Sarebbe andato tutto bene … se solo la portinaia non avesse deciso che avrebbe fatto tutto un pacco con la corrispondenza arrivata nel corso di un paio di settimane (che mica poteva perdere tempo ad andare in posta tutti i giorni!!)

Sarebbe andato tutto bene se solo la portinaia avesse scritto su un post-it giallo l’appunto dell’indirizzo con una grafia leggibile anziché in un modo che assomigliava vagamente ai geroglifici egizi.

Sarebbe andato tutto bene se solo la portinaia non avesse invertito 2 numeri del cap e anziché scrivere 00123 (che corrispondeva alla zona dell’Olgiata) aveva scritto  00132 (che corrispondeva alla zona Fontana Candida ) tutto da un’altra parte!! E a causa di questo errore, il pacco con la corrispondenza inviato a Chiara era rimasto in giacenza tra gli inesitati per un lunghissimo periodo.

Sarebbe andato tutto bene se la portinaia non avesse dovuto assentarsi dal lavoro per parecchio tempo per andare ad assistere la sorella che aveva subìto un intervento chirurgico e che abitava in un’altra città.

In guardiola, al suo posto, era subentrato il marito.

Peccato però che nulla sapesse di tutte le dinamiche che riguardavano il condominio e la moglie gli aveva lasciato poche disposizioni (cambiare la lampadina al terzo piano, innaffiare le piante in terrazzo, chiedere alla signora del 5B se voleva che portasse il suo gatto a fare il vaccino…)

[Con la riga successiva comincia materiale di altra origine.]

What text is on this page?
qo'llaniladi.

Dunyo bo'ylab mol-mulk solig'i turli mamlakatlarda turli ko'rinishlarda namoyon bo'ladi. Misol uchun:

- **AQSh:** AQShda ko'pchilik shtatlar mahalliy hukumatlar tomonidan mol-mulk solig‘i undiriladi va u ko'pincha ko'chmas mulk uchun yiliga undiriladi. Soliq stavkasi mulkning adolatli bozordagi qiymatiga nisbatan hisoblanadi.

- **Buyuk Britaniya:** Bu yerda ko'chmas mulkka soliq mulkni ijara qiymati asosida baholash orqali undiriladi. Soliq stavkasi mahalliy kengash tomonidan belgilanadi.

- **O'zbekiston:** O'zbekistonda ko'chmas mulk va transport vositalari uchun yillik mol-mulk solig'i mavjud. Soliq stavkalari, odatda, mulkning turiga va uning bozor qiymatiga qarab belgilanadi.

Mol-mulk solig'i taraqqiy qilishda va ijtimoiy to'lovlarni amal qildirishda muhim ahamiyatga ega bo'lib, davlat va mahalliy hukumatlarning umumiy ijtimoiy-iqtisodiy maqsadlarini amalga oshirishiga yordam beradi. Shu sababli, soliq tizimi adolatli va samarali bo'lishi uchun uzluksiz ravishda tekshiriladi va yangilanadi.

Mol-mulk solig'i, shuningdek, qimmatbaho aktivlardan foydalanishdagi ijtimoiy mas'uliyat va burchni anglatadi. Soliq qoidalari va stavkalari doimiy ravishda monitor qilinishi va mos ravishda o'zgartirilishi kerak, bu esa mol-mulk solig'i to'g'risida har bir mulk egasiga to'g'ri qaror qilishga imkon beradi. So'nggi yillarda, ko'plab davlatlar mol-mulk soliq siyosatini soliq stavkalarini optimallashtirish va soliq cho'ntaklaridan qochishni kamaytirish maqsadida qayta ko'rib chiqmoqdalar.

Il primo giorno non sapendo bene come comportarsi, aveva cercato di mettere un po’ di ordine tra le scartoffie che affollavano la scrivania. Aveva diviso le bollette da pagare dagli estratti conto della banca, buttato nel cestino dei vecchi appunti di cose già fatte e anche un post it giallo dove c’era scritto qualcosa di indecifrabile.

Il portalettere gli aveva lasciato un paio di buste che a quanto pareva provenivano dalla Germania. Aveva scorso tutte le cassette postali ma il cognome sulla lettera non corrispondeva a nessuno dei condòmini. Aveva così deciso di riporle momentaneamente in un cassetto in attesa che tornasse a casa la moglie che sicuramente avrebbe saputo cosa fare.

Ma la “signora-portinaia” aveva dovuto trattenersi presso la sorella per un periodo superiore al previsto e le lettere continuavano ad arrivare e lui non sapeva davvero come comportarsi.
Così un giorno aveva deciso di comunicare al portalettere che il destinatario di quella corrispondenza non risiedeva più lì e a lui non risultava alcun indirizzo dove inoltrare le lettere.

Il postino aveva quindi fatto comunicazione all’ufficio postale di “destinatario trasferito” e le lettere avevano cominciato a tornare al mittente.

E Chiara? Chiara non capiva cosa stesse succedendo … di punto in bianco le lettere avevano smesso di arrivare … aveva aspettato, e aspettato, e aspettato.

Poi un giorno aveva chiesto a suo padre, visto che questi doveva ritornare nella loro vecchia cittadina per chiudere alcune questioni lavorative, se poteva passare presso la palazzina dove avevano abitato fino al mese precedente per cercare di capire che fine avesse fatto la loro corrispondenza.

E un giorno il papà aveva bussato alla finestra a vetri della portineria e, una volta che era comparso nel vano della porta il marito della custode, dapprima aveva chiesto notizie della moglie per poi informarsi circa la loro corrispondenza in giacenza.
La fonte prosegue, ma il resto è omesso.